My sister and I used to spend summers with my grandparents, my mother’s parents, at their teeny-tiny apartment in Nalcrest, Florida. Nalcrest is the retirement village of the National Association of Letter Carriers, the postal union. Nalcrest is shaped like a wheel with a bingo hall in the center. And a statue of a postman near the bingo hall. And a post office right around there, of course. Other establishments floated in the center, but none that anyone cared about. All the old postmen hung out at the post office, ostensibly waiting on their mail. They discussed post office business, comparing and contrasting the old Post Office Department with the new-fangled U.S. Postal Service. And ZIP codes, hah! Who needs ‘em? This postal talk went on and on.
My grandfather, Pop, in addition to being a postman, had also been a Golden Gloves boxer, and a first basemen somewhere in the Cleveland Indians minor league system. In his 60s and 70s, when I first knew him, he was formidable still. I worshipped him lavishly. Pop was not as colossal as I imagined him. No actual living-breathing man is. When he went on his walks around the wheel I’d follow him maybe a pace or so behind, the better to worship him.
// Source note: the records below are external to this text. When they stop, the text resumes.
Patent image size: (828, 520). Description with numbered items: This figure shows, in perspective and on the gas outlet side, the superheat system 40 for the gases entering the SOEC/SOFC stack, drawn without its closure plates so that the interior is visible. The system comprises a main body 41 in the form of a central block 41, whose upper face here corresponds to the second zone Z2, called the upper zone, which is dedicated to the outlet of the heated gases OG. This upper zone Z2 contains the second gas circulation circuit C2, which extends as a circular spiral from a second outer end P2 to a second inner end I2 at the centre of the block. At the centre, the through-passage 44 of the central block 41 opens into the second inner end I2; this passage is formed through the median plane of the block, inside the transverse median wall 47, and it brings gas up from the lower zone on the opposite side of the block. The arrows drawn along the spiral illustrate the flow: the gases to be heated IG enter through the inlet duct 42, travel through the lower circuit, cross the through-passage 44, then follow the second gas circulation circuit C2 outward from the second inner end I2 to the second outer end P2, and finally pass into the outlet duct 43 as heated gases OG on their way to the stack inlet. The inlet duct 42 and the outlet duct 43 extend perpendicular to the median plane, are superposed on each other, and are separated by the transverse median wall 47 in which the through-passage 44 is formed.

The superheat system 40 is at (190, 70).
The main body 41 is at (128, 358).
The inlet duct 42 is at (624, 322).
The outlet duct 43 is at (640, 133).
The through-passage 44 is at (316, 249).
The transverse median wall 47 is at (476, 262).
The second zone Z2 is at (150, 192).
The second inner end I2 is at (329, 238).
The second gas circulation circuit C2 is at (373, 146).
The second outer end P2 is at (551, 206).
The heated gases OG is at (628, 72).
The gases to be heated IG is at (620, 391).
When I wasn’t following Pop around, I was following my little sister Sissy, who cynically took advantage of me. She realized early on in life that I’d do just about anything that she told me to. I was high strung; I think my mother described me that way. I was skinny and very small for my age. I was uncoordinated. I immediately said whatever popped into my head. I liked swing sets way beyond the age you’re supposed to like swing sets. I’d get on one and try to launch myself into outer space, or I’d twist it around and spin until I got sick.
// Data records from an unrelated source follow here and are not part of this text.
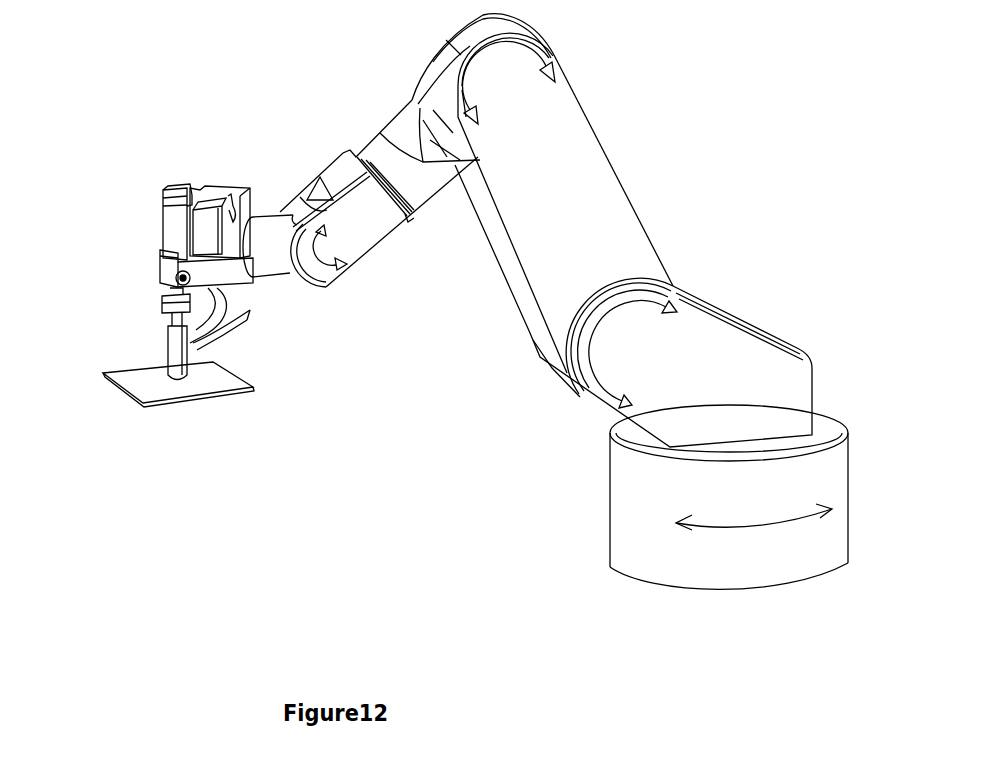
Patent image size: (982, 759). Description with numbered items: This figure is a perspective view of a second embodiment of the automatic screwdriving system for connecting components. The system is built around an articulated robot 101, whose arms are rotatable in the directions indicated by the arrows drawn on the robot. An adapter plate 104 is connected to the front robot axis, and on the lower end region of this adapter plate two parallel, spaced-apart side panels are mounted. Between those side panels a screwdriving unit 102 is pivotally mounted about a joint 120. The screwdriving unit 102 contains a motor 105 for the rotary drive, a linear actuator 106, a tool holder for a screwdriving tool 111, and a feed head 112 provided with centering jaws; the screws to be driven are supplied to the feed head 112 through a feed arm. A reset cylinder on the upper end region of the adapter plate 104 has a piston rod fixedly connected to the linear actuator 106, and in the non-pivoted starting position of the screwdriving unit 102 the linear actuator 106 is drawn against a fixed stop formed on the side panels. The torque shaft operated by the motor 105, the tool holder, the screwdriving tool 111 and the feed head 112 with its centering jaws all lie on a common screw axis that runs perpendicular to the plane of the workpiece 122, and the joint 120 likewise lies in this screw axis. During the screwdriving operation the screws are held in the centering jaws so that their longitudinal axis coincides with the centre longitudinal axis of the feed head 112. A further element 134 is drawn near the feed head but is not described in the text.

The articulated robot 101 is at (727, 303).
The screwdriving unit 102 is at (166, 172).
The adapter plate 104 is at (228, 192).
The motor 105 is at (214, 238).
The linear actuator 106 is at (163, 220).
The screwdriving tool 111 is at (172, 314).
The feed head 112 is at (167, 345).
The joint 120 is at (176, 278).
The workpiece 122 is at (123, 388).
The guide 134 is at (243, 317).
“I don’t know what I’m going to do with you,” she’d tell me, shaking her head like so.
I was full of potential, according to the school counselors. Tsk, tsk. What a waste, what a waste. Always drawing and doodling and doodle-drawing and nothing else.
My sister and I paired off. No matter where we went―-from new school to new school, from new house to new house―-we were together and always at home in each other’s company.
Our father moved us every two years. We lived in Cleveland, Rocky River, Akron, St. Louis, Lincoln, and then down to Florida. We had our own sense of humor, our own world. One of the things we’d do was turn off the sound on the television and do all the voices and dialog for the characters.
People always wanted to possess Sissy, as if she was a shiny bauble. She went out with a lot of boys in high school, but their ardor always scared her off. She refused to be possessed.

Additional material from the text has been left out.